|Francesca Giordano, now an orphan, has succeeded her father in his position as official poisoner of the Borgia family. She is employed by Rodrigo Borgia, now Pope Alexander VI, who was installed a year prior in 1493. It is her responsibility to keep Pope Alexander from harm but to do harm to his enemies. It is an odd lot in life for a young woman, and one that gives her many nightmares and prevents her from living a more traditional, normal life.
Francesca finds solace in Borgia’s son, but this too causes her guilt and angst. In addition to protecting Pope Alexander, Francesca is also attempting to avenge her father’s death. When she finds herself in the possession of knowledge that could lead to the Borgia family’s downfall, she must decide how to deal with it, protecting her employers and lover, while seeking vengeance for her father and still being able to live with herself.
The plot of the book is often disrupted by awkward sentences and repetitive narrative. As the author tries to recreate the feel and dialogue of the fifteenth-century, it often doesn’t work. Francesca is an intriguing young woman, and her position as poisoner to such an important family is interesting and offers many opportunities for anguish on Francesca’s part.

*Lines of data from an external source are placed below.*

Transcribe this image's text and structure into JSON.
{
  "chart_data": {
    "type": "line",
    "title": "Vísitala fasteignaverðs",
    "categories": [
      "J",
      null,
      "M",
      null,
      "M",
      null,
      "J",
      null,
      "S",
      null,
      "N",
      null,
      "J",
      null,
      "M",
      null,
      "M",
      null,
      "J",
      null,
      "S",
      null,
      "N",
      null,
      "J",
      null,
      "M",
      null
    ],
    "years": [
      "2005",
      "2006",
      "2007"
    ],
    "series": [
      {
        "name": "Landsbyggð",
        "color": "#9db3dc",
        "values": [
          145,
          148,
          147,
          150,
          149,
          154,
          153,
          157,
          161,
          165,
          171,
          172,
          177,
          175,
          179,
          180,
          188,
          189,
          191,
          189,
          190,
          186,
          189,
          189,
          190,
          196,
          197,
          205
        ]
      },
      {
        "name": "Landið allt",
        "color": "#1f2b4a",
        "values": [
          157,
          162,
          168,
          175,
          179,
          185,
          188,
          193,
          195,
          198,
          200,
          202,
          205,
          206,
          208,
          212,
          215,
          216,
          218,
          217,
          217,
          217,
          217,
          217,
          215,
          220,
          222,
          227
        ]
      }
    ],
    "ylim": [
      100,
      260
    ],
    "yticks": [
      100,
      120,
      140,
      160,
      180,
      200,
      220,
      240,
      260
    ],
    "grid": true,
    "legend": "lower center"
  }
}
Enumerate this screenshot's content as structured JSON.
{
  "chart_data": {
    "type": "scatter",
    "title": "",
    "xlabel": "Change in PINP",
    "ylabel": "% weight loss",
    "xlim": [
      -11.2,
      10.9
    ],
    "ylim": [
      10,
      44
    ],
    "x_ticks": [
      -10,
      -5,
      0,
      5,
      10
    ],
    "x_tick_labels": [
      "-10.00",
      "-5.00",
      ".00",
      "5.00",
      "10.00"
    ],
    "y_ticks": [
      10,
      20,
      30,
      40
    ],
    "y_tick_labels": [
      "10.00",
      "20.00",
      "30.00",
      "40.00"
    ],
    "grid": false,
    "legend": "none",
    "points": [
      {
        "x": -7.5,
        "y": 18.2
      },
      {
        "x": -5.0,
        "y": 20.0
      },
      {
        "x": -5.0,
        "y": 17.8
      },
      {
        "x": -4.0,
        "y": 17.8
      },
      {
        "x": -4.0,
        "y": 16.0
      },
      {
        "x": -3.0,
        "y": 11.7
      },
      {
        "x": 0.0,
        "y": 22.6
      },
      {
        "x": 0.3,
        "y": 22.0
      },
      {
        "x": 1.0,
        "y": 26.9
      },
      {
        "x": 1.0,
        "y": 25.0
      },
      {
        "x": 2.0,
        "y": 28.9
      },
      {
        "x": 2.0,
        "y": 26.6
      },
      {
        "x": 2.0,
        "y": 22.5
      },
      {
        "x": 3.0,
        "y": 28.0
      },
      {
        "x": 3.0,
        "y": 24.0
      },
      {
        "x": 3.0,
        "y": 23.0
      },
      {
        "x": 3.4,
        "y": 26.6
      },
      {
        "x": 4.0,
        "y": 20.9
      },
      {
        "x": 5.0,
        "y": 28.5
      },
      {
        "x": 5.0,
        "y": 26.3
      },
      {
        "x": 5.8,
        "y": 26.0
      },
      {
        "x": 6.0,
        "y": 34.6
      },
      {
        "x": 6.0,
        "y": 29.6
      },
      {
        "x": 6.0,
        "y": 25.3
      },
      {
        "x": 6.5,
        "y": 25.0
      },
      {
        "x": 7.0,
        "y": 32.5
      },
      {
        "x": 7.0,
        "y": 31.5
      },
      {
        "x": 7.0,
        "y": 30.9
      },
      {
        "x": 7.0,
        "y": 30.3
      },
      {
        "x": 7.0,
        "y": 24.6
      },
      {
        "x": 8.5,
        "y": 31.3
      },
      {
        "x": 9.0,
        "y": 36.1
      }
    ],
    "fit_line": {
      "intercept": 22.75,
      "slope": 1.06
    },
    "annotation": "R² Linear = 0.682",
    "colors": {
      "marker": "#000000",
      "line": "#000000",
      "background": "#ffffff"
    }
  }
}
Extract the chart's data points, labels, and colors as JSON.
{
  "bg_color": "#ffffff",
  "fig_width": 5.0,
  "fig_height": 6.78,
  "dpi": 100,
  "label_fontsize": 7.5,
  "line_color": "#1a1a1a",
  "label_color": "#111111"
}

While many of her activities in this book are motivated by events in the previous novel, Poison, enough exposition is provided that readers needn’t have read it to understand what is happening Francesca struggles with many demons, some with the more recent death of her father, others from even before, making her a complex character. A glass blower named Rocco looking for a mother for his son may make a more suitable companion for Francesca but her life wouldn’t be nearly as interesting.